My work involving big data and new measures focuses on developing an integrated, consistent, and validated tool set to support theory-driven research.

Patent Citations

(Kuhn, Younge, and Marco 2016, working paper)

This project applies novel patent-to-patent similarity data (described below) to examine the information content of patent citations. Existing measures of innovation often rely on patent citations to indicate intellectual lineage and impact. We show that the data generating process for patent citations has changed substantially since citation-based measures were validated a decade ago.

Today, far more citations are created per patent, and the mean technological similarity between citing and cited patents has fallen significantly. These changes suggest that the use of patent citations for scholarship needs to be re-validated. We propose a basic correction and show that methods for sub-setting and/or weighting informative citations can substantially improve the predictive power of patent citation measures.
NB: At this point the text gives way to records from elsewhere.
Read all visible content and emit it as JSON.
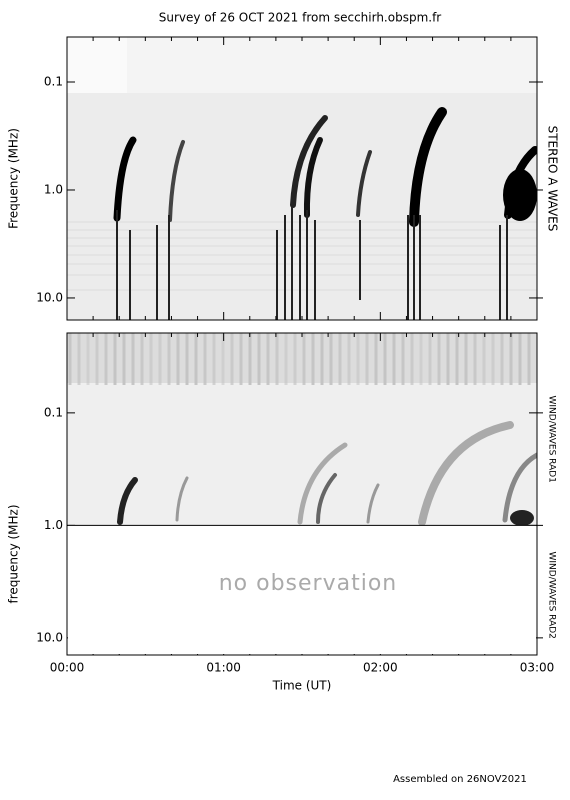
{
  "chart_data": [
    {
      "type": "spectrogram",
      "title": "Survey of 26 OCT 2021 from secchirh.obspm.fr",
      "ylabel": "Frequency (MHz)",
      "right_labels": [
        "STEREO A WAVES"
      ],
      "log_y": true,
      "ylim": [
        0.0383,
        16
      ],
      "yticks": [
        0.1,
        {
          "value": 1,
          "label": "1.0"
        },
        {
          "value": 10,
          "label": "10.0"
        }
      ],
      "xlim": [
        0,
        180
      ],
      "xticks": [
        0,
        60,
        120,
        180
      ],
      "minor_xticks": [
        10,
        20,
        30,
        40,
        50,
        70,
        80,
        90,
        100,
        110,
        130,
        140,
        150,
        160,
        170
      ]
    },
    {
      "type": "spectrogram",
      "ylabel": "frequency (MHz)",
      "xlabel": "Time (UT)",
      "right_labels": [
        "WIND/WAVES RAD1",
        "WIND/WAVES RAD2"
      ],
      "annotation": "no observation",
      "log_y": true,
      "ylim": [
        0.0195,
        14.2
      ],
      "yticks": [
        0.1,
        {
          "value": 1,
          "label": "1.0"
        },
        {
          "value": 10,
          "label": "10.0"
        }
      ],
      "xlim": [
        0,
        180
      ],
      "xticks": [
        {
          "value": 0,
          "label": "00:00"
        },
        {
          "value": 60,
          "label": "01:00"
        },
        {
          "value": 120,
          "label": "02:00"
        },
        {
          "value": 180,
          "label": "03:00"
        }
      ],
      "minor_xticks": [
        10,
        20,
        30,
        40,
        50,
        70,
        80,
        90,
        100,
        110,
        130,
        140,
        150,
        160,
        170
      ]
    }
  ],
  "footer": "Assembled on 26NOV2021"
}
This project is joint work with Kenneth Younge, who holds the Chair of Technology and Innovation Strategy at EPFL, and Alan Marco, the Chief Economist of the United States Patent and Trademark Office. I presented this paper at the Searle Center Conference on Innovation Economics and the Academy of Management Annual Meeting. It was also presented at the Munich Summer Institute. We plan to make the data available for public use.

Patent-to-Patent Similarity

(Younge and Kuhn 2015, working paper, data access)

Concepts of technological space, distance, and relatedness are central to the study of invention and innovation. Empirical studies of technological space generally rely on manual classification of patents by the patent office or the linking of patents through prior art citations. In this project, we demonstrate that these approaches are simply too coarse or too biased for many of the comparisons or groupings required for academic research. We introduce a new, continuous measure of technological similarity based on a vector space model.

We apply the model to calculate the pairwise similarity for more than 14 trillion pairs of patents. We validate the measure and demonstrate that it can provide greater accuracy, specificity, and generality than existing approaches for many common research questions. Moreover, we illustrate how a pairwise similarity comparison of any and every two patents in the USPTO patent space can open new avenues of research in economics, management, and public policy.

This project is also joint work with Kenneth Younge. I have presented this paper at the USPTO Visiting Speaker Series, the Academy of Management Annual Meeting, and SKEMA Business School (Sophia Antipolis). It was also presented at the DRUID Academy Conference 2016.

Other Patent Data

In addition to the projects described above, I have developed several patent data sets that I apply across different projects.

  • Patent rejections: Most patent applications are initially rejected at the patent office. The patent applicant typically responds by narrowing the claims to a scope acceptable to the patent examiner. The patent examiner rejects a claim based on one or more prior art references. Patent citations represent the set of references that the examiner considered, but existing data sets do not identify the specific citations used to reject the patent and shape the claims. I identified these references by using tens of thousands of computers in the cloud to apply optical character recognition (OCR) algorithms to more than 50 million pages of patent office correspondence. I use this rejection data in several papers including (Kuhn and Younge 2016, working paper) and (Thompson and Kuhn 2016, working paper).
  • Patent assignments: When a patent is sold, the buyer records the transfer at the patent office as an assignment document. However, these documents identify the buyer and seller by a self-provided name rather than a unique identifier. I disambiguate these records for all assignments to uniquely identifier buyers and sellers for all patents, including transfers both before and after a patent has issued. I use this patent assignment data to investigate the role of patents in the market for ideas.
  • Bibliographic patent data: I parse and integrate data from a variety of sources to create a unified database of bibliographic patent data. This databases includes dates, identifiers, citations, maintenance fee payments, examination records, priority relationships, and many other fields. I apply this data across many of my empirical projects.